Machine learning shows promise for identifying patients with nmCRPC
Advanced machine learning and natural language processing approaches were combined to identify patients with non-metastatic castration-resistant prostate cancer from electronic health record data.
By combining machine learning and rule-based natural language processing (NLP), researchers have developed an algorithm to leverage electronic health records (EHRs) to identify patients with prostate cancer. non-metastatic castration-resistant prostate (nmCRPC).1
Using data from the Department of Veterans Affairs nationwide EHR, the researchers identified 13,199 patients in their final nmCRPC cohort of 654,148 patients with prostate cancer from 2006 to 2020. Of the number Of total prostate cancer patients identified by their algorithm, 26,506 patients were castration resistant, but in the nmCRPC cohort, 8,297 patients were excluded due to signs of metastatic disease.
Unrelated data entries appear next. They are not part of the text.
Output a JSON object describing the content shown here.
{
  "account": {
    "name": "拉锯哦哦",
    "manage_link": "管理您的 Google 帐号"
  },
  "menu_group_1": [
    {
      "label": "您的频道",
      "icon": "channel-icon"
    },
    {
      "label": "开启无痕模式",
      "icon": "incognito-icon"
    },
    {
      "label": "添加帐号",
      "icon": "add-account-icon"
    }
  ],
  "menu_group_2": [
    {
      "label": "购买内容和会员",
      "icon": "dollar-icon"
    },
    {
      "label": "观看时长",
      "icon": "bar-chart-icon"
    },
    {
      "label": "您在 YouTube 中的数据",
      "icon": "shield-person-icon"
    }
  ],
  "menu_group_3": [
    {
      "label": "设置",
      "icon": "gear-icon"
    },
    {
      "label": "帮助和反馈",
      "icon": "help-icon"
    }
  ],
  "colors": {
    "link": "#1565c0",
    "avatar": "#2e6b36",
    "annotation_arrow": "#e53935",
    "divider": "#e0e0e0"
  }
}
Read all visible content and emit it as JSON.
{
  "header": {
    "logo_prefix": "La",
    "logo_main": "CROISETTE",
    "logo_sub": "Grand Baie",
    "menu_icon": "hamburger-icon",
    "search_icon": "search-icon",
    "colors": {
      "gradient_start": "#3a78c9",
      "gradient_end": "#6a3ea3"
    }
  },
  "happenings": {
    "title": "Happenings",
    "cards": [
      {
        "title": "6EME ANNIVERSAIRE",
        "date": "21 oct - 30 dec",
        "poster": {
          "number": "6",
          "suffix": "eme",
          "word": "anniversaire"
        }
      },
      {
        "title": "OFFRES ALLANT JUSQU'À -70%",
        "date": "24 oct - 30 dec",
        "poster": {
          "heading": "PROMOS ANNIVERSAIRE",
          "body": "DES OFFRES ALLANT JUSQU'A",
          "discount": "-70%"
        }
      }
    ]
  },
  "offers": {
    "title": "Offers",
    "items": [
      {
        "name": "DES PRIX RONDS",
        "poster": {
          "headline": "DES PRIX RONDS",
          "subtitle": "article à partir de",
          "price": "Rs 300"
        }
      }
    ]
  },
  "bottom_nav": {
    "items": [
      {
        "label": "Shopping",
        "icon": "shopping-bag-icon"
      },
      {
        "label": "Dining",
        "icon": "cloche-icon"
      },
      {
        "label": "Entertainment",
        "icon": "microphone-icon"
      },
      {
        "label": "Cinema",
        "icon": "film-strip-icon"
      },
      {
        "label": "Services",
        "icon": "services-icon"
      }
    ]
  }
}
The accuracy of this machine learning algorithm was 86% with NLP which classified patients with metastatic disease, showing 96% accuracy, 99% accuracy and 98% sensitivity. Additionally, there was 86% accuracy within 3 months of patient diagnosis in predicting whether they will progress to nmCRPC.
“Being able to identify complex disease states from increasingly accessible EHR data is important,” the researchers from the Huntsman Cancer Institute at the University of Utah wrote in a poster of their study. “We combined advanced machine learning and NLP approaches to identify [patients with] nmCRPC from EHR data, including a variety of elements from multiple sources. »
The researchers used an extreme-gradient machine learning approach that had previously been trained on a similar cohort of patients with prostate cancer identified in veterans’ cancer registries. International Classification of Diseases (ICD) codes -9 and -10 were divided into 7-day intervals with the numbers of the ICD codes in each interval assigned as a set of predictive characteristics for patients who progressed.
It also allowed the researchers to exclude patients without prostate cancer who might have been in the EHR they looked at. Patients in training were fed into the algorithm to teach it how to categorize patients. It started with if patients had urinary symptoms, and if the answer was yes, it identified if the patient had an ICD for bladder cancer or urinary tract infection, and if the answer was yes again, those patients were designated as prostate cancer free. Patients with ICD codes for prostate cancer were given a +2 value which allowed for proper weighting of the model to move on to predicting patient progression.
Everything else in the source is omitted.